Colpo di scena sulla bonifica? Ovviamente no, ma così si vuol raccontare. Ieri infatti il Ministero dell’Ambiente ha formalmente chiesto la modifica del PAUR presentato dalla Regione Calabria, in concordo con il Comune e la Provincia di Crotone, per tentare in extremis di evitare lo stoccaggio dei rifiuti dell’ex area industriale su tutto il territorio regionale.

Secondo il Ministero infatti questa posizione di ostruzionismo sarebbe il principale ostacolo al compimento della tanto agognata bonifica, che deve andare avanti senza se e senza ma. Lo aveva fatto ben intendere il generale sparapagliette, che in tanti hanno voluto dipingere come un “amico” del territorio, ma che ora inizia ad agire per quello che è: un pupazzo nelle mani del Governo che lo ha piazzato li, con l’evidente compito di portare a termine il lavoro.

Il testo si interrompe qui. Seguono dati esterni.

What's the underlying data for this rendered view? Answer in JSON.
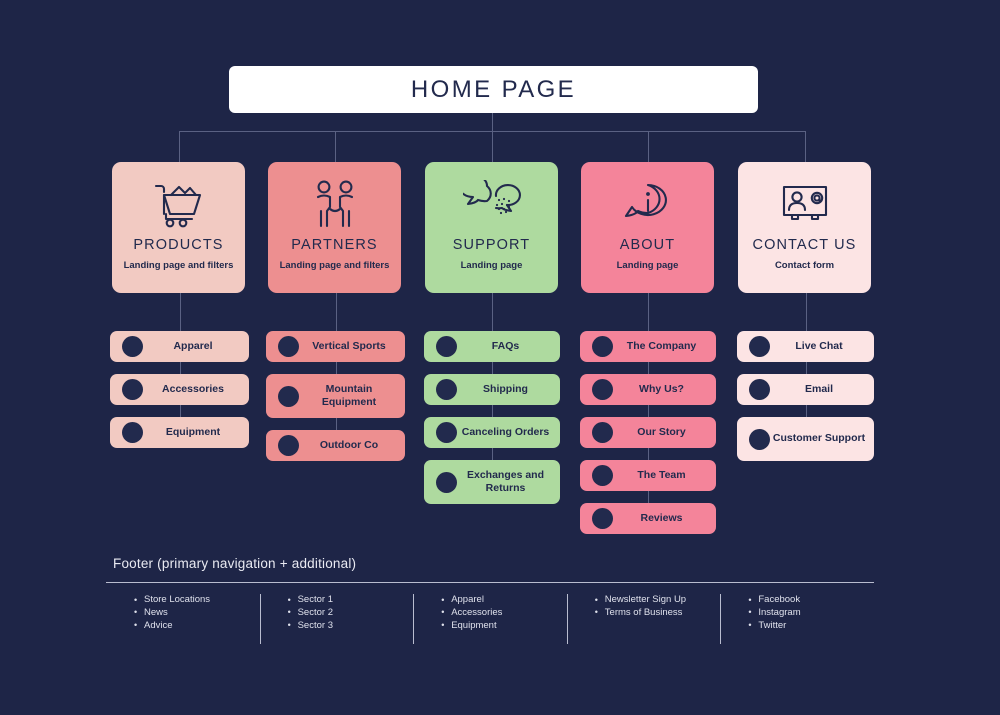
{
  "background_color": "#1e2547",
  "home": {
    "label": "HOME PAGE",
    "bg": "#ffffff"
  },
  "categories": [
    {
      "id": "products",
      "title": "PRODUCTS",
      "subtitle": "Landing page and filters",
      "color": "#f2cac2",
      "icon": "shopping-cart-icon",
      "children": [
        {
          "label": "Apparel",
          "lines": 1
        },
        {
          "label": "Accessories",
          "lines": 1
        },
        {
          "label": "Equipment",
          "lines": 1
        }
      ]
    },
    {
      "id": "partners",
      "title": "PARTNERS",
      "subtitle": "Landing page and filters",
      "color": "#ed8f90",
      "icon": "handshake-icon",
      "children": [
        {
          "label": "Vertical Sports",
          "lines": 1
        },
        {
          "label": "Mountain Equipment",
          "lines": 2
        },
        {
          "label": "Outdoor Co",
          "lines": 1
        }
      ]
    },
    {
      "id": "support",
      "title": "SUPPORT",
      "subtitle": "Landing page",
      "color": "#aeda9f",
      "icon": "chat-bubbles-icon",
      "children": [
        {
          "label": "FAQs",
          "lines": 1
        },
        {
          "label": "Shipping",
          "lines": 1
        },
        {
          "label": "Canceling Orders",
          "lines": 1
        },
        {
          "label": "Exchanges and Returns",
          "lines": 2
        }
      ]
    },
    {
      "id": "about",
      "title": "ABOUT",
      "subtitle": "Landing page",
      "color": "#f4849a",
      "icon": "info-bubble-icon",
      "children": [
        {
          "label": "The Company",
          "lines": 1
        },
        {
          "label": "Why Us?",
          "lines": 1
        },
        {
          "label": "Our Story",
          "lines": 1
        },
        {
          "label": "The Team",
          "lines": 1
        },
        {
          "label": "Reviews",
          "lines": 1
        }
      ]
    },
    {
      "id": "contact-us",
      "title": "CONTACT US",
      "subtitle": "Contact form",
      "color": "#fce4e4",
      "icon": "contact-card-icon",
      "children": [
        {
          "label": "Live Chat",
          "lines": 1
        },
        {
          "label": "Email",
          "lines": 1
        },
        {
          "label": "Customer Support",
          "lines": 2
        }
      ]
    }
  ],
  "footer": {
    "title": "Footer (primary navigation + additional)",
    "columns": [
      {
        "items": [
          "Store Locations",
          "News",
          "Advice"
        ]
      },
      {
        "items": [
          "Sector 1",
          "Sector 2",
          "Sector 3"
        ]
      },
      {
        "items": [
          "Apparel",
          "Accessories",
          "Equipment"
        ]
      },
      {
        "items": [
          "Newsletter Sign Up",
          "Terms of Business"
        ]
      },
      {
        "items": [
          "Facebook",
          "Instagram",
          "Twitter"
        ]
      }
    ]
  }
}
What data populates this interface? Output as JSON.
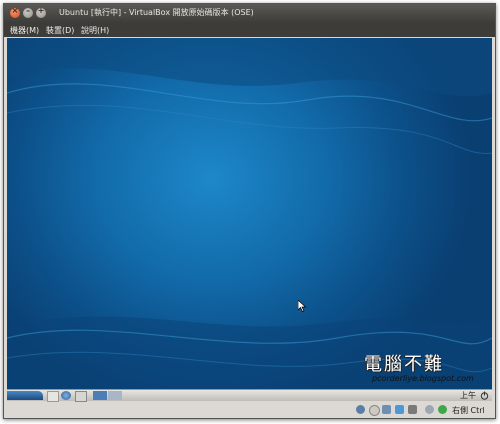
{
  "window": {
    "title": "Ubuntu [執行中] - VirtualBox 開放原始碼版本 (OSE)",
    "controls": {
      "close": "×",
      "minimize": "–",
      "maximize": "+"
    }
  },
  "menubar": {
    "items": [
      "機器(M)",
      "裝置(D)",
      "說明(H)"
    ]
  },
  "guest_panel": {
    "clock": "上午"
  },
  "status_bar": {
    "host_key": "右側 Ctrl"
  },
  "watermark": {
    "title": "電腦不難",
    "subtitle": "pcorderliye.blogspot.com"
  },
  "colors": {
    "desktop": "#126aa9",
    "titlebar": "#3d3c39",
    "close_button": "#d9471c"
  }
}
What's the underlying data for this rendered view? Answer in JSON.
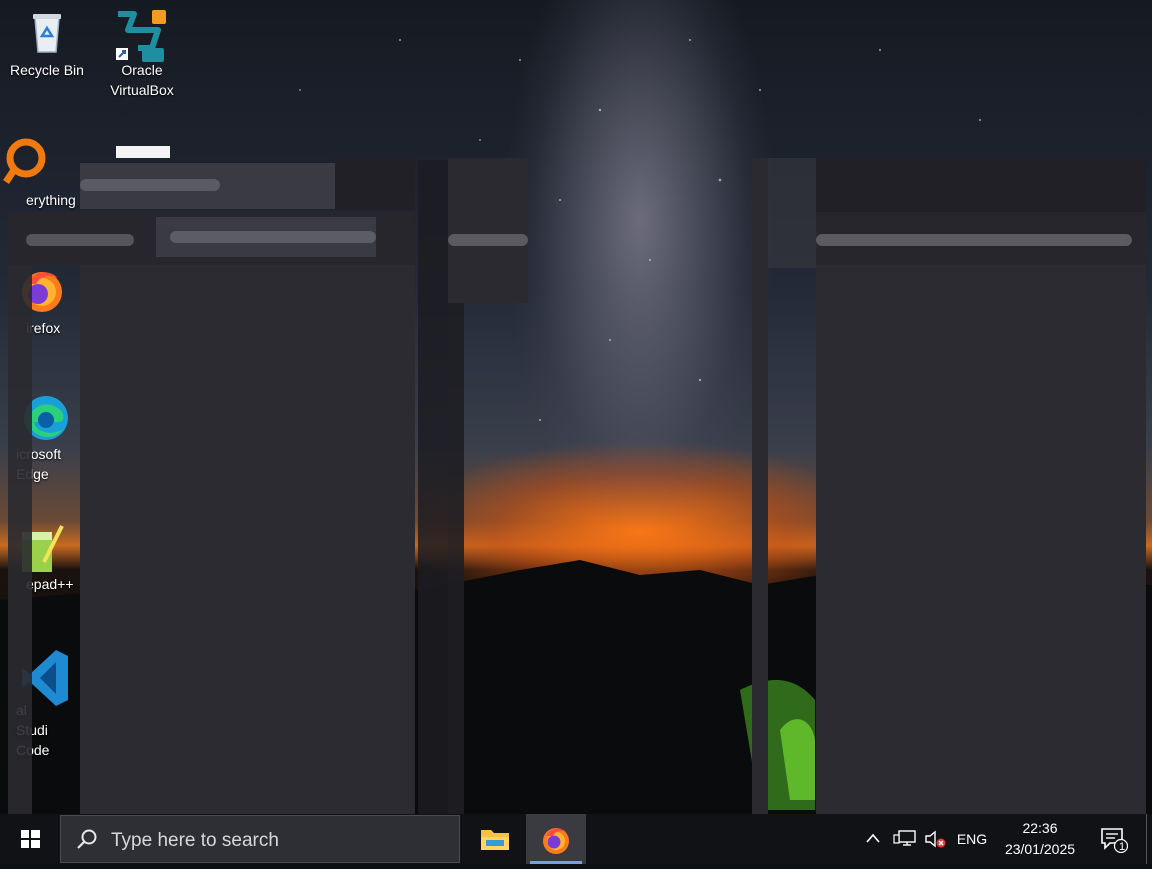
{
  "desktop": {
    "icons": [
      {
        "label": "Recycle Bin"
      },
      {
        "label": "Oracle VirtualBox"
      },
      {
        "label": "erything"
      },
      {
        "label": "irefox"
      },
      {
        "label": "icrosoft Edge"
      },
      {
        "label": "epad++"
      },
      {
        "label": "al Studi Code"
      }
    ]
  },
  "taskbar": {
    "search_placeholder": "Type here to search",
    "language": "ENG",
    "time": "22:36",
    "date": "23/01/2025",
    "notification_count": "1",
    "icons": [
      "windows-start-icon",
      "search-icon",
      "file-explorer-icon",
      "firefox-icon",
      "chevron-up-icon",
      "network-icon",
      "volume-muted-icon",
      "action-center-icon"
    ]
  },
  "colors": {
    "taskbar_bg": "#111216",
    "window_bg": "#2b2b31",
    "accent": "#7a9fe0"
  }
}
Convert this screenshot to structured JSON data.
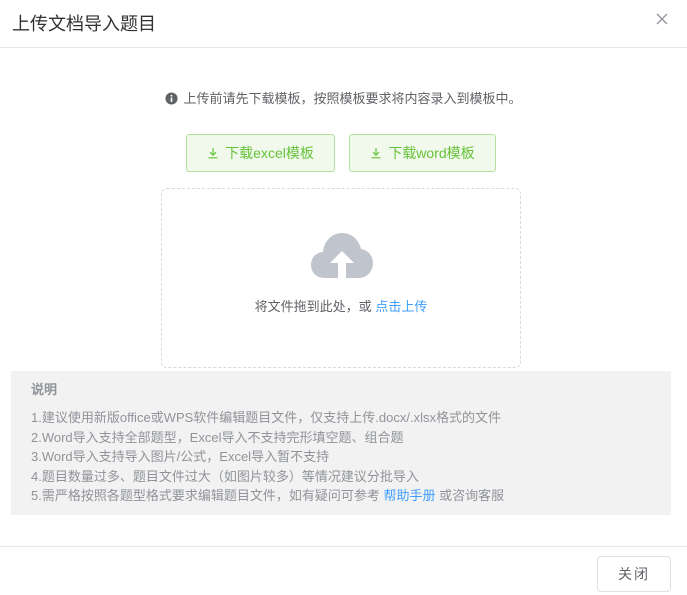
{
  "dialog": {
    "title": "上传文档导入题目",
    "close_icon": "close-icon"
  },
  "notice": {
    "icon": "info-icon",
    "text": "上传前请先下载模板，按照模板要求将内容录入到模板中。"
  },
  "downloads": {
    "excel_label": "下载excel模板",
    "word_label": "下载word模板",
    "icon": "download-icon",
    "accent": "#67c23a"
  },
  "upload": {
    "icon": "cloud-upload-icon",
    "prompt": "将文件拖到此处，或",
    "link": "点击上传",
    "link_color": "#409eff"
  },
  "notes": {
    "title": "说明",
    "items": [
      "1.建议使用新版office或WPS软件编辑题目文件，仅支持上传.docx/.xlsx格式的文件",
      "2.Word导入支持全部题型，Excel导入不支持完形填空题、组合题",
      "3.Word导入支持导入图片/公式，Excel导入暂不支持",
      "4.题目数量过多、题目文件过大（如图片较多）等情况建议分批导入"
    ],
    "item5_prefix": "5.需严格按照各题型格式要求编辑题目文件，如有疑问可参考",
    "item5_link": "帮助手册",
    "item5_suffix": "或咨询客服"
  },
  "footer": {
    "close_label": "关闭"
  }
}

Già, perchè vale la pena ricordare che la questione bonifica – nella sua reale complessità – va “definita” entro il 2026. Una data che tutto sommato non è poi così lontana, anzi è praticamente dietro l’angolo visti i tempi lunghi di tutti questi passaggi. E non stupisce, quindi, che alla Regione Calabria sia stato dato un solo mese di tempo per ritirare l’atto incriminato. Si punta, entro la fine dell’anno, a mettere nero su bianco gli interventi.

Si tratta di uno scenario ampiamente previsto e scontato, che può sorprendere solo chi non ha seguito bene la vicenda. Ed il perchè lo ripetiamo ancora una volta: il POB 2 prevede il tombamento dei rifiuti, ed il PAUR è stato presentato solo dopo che tutte le istituzioni locali avevano già firmato in piano di bonifica. Il resto sono chiacchiere, che hanno tenuto banco finora e probabilmente lo terranno ancora per qualche tempo.

Cosa succederà adesso? Sicuramente gli enti locali presenteranno un ricorso, al fine di prendere tempo. Non hanno ancora capito di essere in trappola, sia formalmente che legalmente: non c’è scampo. E se lo hanno capito, stanno solo cercando di dimostrarsi paladini del nulla, impegnandosi in una battaglia di facciata che tanto ricorda quelle “battaglie” per tutelare un polo industriale già morto e sepolto.

Certo è che resta l’amaro in bocca: sin da Black Mountain le istanze (ed i timori) del territorio sono stati ampiamente soffocati e ridimensionati, e questo è l’ennesimo caso di forzatura istituzionale in cui si impone un volere superiore a quello locale. È come se sulla questione, pur avendola vissuta direttamente, non avessimo alcuna voce in capitolo.